OLYMPIA, Wash. - Retired Army Capt. William Swenson of Seattle, awarded the Medal of Honor last year for his valor in Afghanistan in 2009, was honored again Tuesday by the entire state Senate.

State Sen. Steve O'Ban sponsored the resolution to recognize Capt. Swenson for his bravery and selflessness.

After an introduction by Lt. Gov. Brad Owen and long standing ovation, Capt. Swenson elicited a roar of laughter as he stepped to the microphone and said he'd better raise it up to speak. Swenson is considerably taller than Owen.

At ease in front of the crowd, Capt. Swenson gave senators a personal message: "Washington state, as I continually have to remind an East Coaster, is Washington state. This is my home, this is where my heart is - this is what I fight for. You take care of it."

Capt. Swenson says it's his responsibility to deliver this message.

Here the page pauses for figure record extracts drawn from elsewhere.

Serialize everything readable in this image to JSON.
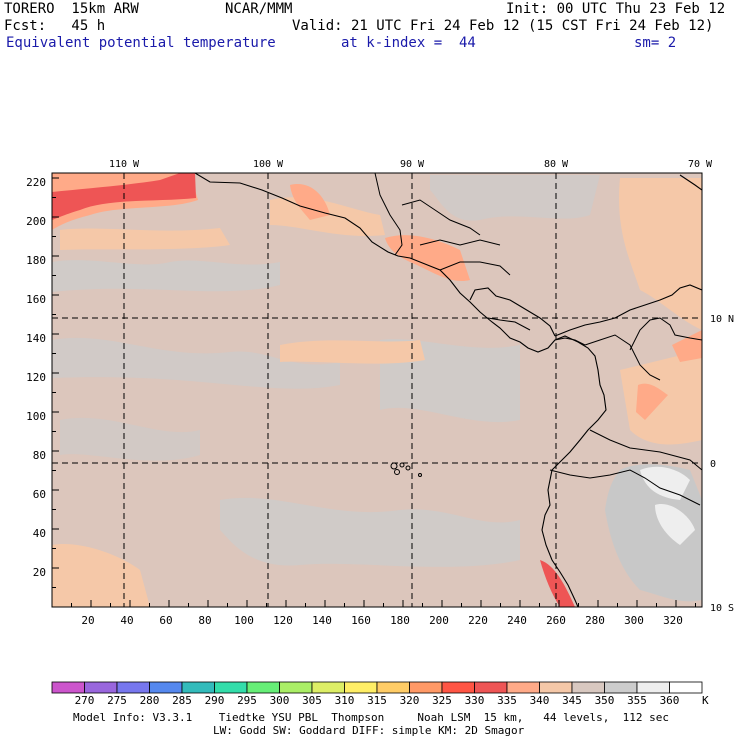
{
  "header": {
    "model": "TORERO  15km ARW",
    "center": "NCAR/MMM",
    "init": "Init: 00 UTC Thu 23 Feb 12",
    "fcst": "Fcst:   45 h",
    "valid": "Valid: 21 UTC Fri 24 Feb 12 (15 CST Fri 24 Feb 12)",
    "field": "Equivalent potential temperature",
    "level": "at k-index =  44",
    "smooth": "sm= 2"
  },
  "map": {
    "lon_labels": [
      "110 W",
      "100 W",
      "90 W",
      "80 W",
      "70 W"
    ],
    "lat_labels": [
      "10 N",
      "0",
      "10 S"
    ],
    "x_ticks": [
      "20",
      "40",
      "60",
      "80",
      "100",
      "120",
      "140",
      "160",
      "180",
      "200",
      "220",
      "240",
      "260",
      "280",
      "300",
      "320"
    ],
    "y_ticks": [
      "20",
      "40",
      "60",
      "80",
      "100",
      "120",
      "140",
      "160",
      "180",
      "200",
      "220"
    ]
  },
  "colorbar": {
    "labels": [
      "270",
      "275",
      "280",
      "285",
      "290",
      "295",
      "300",
      "305",
      "310",
      "315",
      "320",
      "325",
      "330",
      "335",
      "340",
      "345",
      "350",
      "355",
      "360"
    ],
    "unit": "K",
    "colors": [
      "#cc55cc",
      "#9966dd",
      "#7777ee",
      "#5588ee",
      "#33bbbb",
      "#33ddaa",
      "#66ee77",
      "#aaee66",
      "#ddee66",
      "#ffee66",
      "#ffcc66",
      "#ff9966",
      "#ff5544",
      "#ee5555",
      "#ffaa88",
      "#f5c8a8",
      "#d8c8c0",
      "#cccccc",
      "#eeeeee",
      "#ffffff"
    ]
  },
  "footer": {
    "line1": "Model Info: V3.3.1    Tiedtke YSU PBL  Thompson     Noah LSM  15 km,   44 levels,  112 sec",
    "line2": "LW: Godd SW: Goddard DIFF: simple KM: 2D Smagor"
  }
}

"I get to tell a story about my service members, my team, and in the future I get to continue their legacy. And I get to bring attention to sometimes, unfortunately, undervalued service that our service members provide," Swenson said

He found himself in this position for his valor in Afghanistan.

More than 100 U.S. and Afghan troops were in a seven-hour battle, dodging enemy fire from three sides. Several soldiers were shot, including Sgt. 1st Class Kenneth Westbrook.

Refusing to leave anyone behind, Capt. Swenson drew attention to himself, holding an orange panel out to guide medics in to evacuate the wounded. Though Swenson successfully got Westbrook out of there, he died three weeks later.

"It's not the individual action that I performed - it's the action that all of us perform. Every service member has the capability of rising to the threshold of Medal of Honor. Not one service member wants to," Swenson said.

Capt. Swenson is now retired from the Army but still thrust into the spotlight, receiving honors like the one the state Senate bestowed up on him.

And he uses these instances to remind others that there are still veterans serving, that many do return home in need of help.

"The American people have come to understand that PTSD is something that will affect somebody for life. That is simply untrue," Swenson says.

He says people certainly carry experiences and their history with them for life. But just like any injury, Swenson says he believes PTSD can be cured.

When asked if he see this as a privilege or a burden, Swenson said, "All responsibilities in the military are a privilege. It is a privilege to be a soldier."

What lies ahead for this decorated, now retired soldier? Unable to answer that question right now, Capt. Swenson remarked about all the snow his home state has gotten lately and said he simply plans to enjoy it.